To me, it seems pretty obvious what’s going on. Mental health trusts are under pressure to keep waiting lists down for new referrals – under 18 weeks is the aim. It’s also within their interests to ‘fix’ people quickly, whether through six months of meds or six sessions of CBT, so they have demonstrable success rates.
Those of us with long-term mental illness and/or complex presentations, however, are bad for their stats. Many of us have been under secondary services for years with no drastic improvement. We take up valuable caseload space with no end in sight, monitored, managed and maintained with no realistic hope of being ‘cured.’
And that’s why they’re off-rolling us. To make room for people who are likely to be a quick fix and show that the service gets results. I’d like to think they want to help people get better, too, at least on an individual level as doctors, nurses and social workers, if not at board level, but I question the ethics, decision-making and safety of choosing to ditch patients who spend large parts of their time very unwell. It feels a little like discharging a patient in need of a hip replacement to treat someone with a sprained ankle.

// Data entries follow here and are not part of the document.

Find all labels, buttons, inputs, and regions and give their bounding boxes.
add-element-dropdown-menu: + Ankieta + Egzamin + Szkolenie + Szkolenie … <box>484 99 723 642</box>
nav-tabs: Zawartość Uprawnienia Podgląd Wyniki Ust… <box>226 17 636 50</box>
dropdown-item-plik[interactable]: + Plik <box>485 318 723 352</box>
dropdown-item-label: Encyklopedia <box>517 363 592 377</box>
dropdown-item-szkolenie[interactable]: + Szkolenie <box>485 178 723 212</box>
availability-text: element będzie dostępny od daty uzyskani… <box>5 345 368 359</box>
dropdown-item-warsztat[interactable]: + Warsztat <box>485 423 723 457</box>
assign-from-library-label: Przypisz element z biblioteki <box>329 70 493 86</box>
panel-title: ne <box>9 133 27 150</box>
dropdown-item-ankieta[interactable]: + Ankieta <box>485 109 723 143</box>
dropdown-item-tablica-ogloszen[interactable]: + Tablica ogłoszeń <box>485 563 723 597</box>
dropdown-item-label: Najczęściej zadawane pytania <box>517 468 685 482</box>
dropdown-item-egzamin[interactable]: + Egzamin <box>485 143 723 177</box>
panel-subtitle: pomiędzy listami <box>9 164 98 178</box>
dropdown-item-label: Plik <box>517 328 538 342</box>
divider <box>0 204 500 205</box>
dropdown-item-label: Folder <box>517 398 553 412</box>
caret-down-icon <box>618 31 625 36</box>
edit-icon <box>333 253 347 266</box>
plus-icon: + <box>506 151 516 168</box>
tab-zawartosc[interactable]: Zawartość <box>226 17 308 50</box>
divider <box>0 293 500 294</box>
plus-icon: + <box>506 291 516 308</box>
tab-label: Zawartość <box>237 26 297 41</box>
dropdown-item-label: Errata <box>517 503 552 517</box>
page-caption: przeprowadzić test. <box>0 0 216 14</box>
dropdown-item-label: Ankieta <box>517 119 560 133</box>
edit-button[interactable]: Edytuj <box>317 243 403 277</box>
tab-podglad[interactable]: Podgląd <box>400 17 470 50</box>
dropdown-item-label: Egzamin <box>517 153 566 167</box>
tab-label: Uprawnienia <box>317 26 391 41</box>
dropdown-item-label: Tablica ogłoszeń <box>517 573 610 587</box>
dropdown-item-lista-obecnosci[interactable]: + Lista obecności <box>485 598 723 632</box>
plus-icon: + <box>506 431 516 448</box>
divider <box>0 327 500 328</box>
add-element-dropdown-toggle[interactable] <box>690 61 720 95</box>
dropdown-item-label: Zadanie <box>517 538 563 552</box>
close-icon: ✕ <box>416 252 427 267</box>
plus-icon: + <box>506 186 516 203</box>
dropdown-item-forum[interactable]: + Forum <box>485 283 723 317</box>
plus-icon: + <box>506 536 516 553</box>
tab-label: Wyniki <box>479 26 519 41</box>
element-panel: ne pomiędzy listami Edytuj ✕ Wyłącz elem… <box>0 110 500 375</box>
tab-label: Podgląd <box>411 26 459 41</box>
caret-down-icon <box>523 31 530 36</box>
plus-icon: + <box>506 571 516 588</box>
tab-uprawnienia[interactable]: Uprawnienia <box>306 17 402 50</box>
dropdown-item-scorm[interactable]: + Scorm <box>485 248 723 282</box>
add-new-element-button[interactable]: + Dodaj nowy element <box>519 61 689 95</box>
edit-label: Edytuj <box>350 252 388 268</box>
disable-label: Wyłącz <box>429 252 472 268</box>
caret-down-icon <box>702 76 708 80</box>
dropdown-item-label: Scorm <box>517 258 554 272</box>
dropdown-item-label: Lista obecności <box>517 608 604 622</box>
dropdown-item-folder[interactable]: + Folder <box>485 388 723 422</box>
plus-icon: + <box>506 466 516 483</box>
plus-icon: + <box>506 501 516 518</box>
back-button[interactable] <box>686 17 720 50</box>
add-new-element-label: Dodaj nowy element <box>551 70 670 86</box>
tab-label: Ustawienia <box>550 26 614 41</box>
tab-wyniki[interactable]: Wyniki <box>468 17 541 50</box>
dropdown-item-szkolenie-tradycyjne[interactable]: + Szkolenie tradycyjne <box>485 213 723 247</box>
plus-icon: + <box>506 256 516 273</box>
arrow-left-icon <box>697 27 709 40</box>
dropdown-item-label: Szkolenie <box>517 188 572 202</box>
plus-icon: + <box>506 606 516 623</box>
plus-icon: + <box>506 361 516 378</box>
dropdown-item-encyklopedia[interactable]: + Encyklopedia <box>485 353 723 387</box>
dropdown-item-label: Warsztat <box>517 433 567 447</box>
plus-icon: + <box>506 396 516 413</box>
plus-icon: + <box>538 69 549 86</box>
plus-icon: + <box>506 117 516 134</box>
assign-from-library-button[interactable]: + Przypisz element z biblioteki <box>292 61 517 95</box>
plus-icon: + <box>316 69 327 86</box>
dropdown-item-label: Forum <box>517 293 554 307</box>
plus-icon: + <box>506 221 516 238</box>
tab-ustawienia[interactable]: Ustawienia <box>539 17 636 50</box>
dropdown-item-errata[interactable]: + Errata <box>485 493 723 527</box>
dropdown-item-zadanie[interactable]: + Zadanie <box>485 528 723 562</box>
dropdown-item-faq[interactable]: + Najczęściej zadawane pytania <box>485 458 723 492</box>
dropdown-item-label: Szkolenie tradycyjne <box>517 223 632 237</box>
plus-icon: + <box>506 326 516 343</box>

I don’t think I’m anything special. I know I shouldn’t feel entitled to be under the CMHT. My care coordinator may yet be able to pull strings so that I’m not left unsupported, but this isn’t just about me. I’m in the fortunate position – unlike many, many others with severe mental illness – that I can go private if need be, but this is systemic, and it’s not right.
People will die, not with Covid, but because Covid-related mental health issues have cast them out of services that they still need. There will be a hidden cost to this pandemic, and I’m afraid that it will be paid with Mad people’s lives.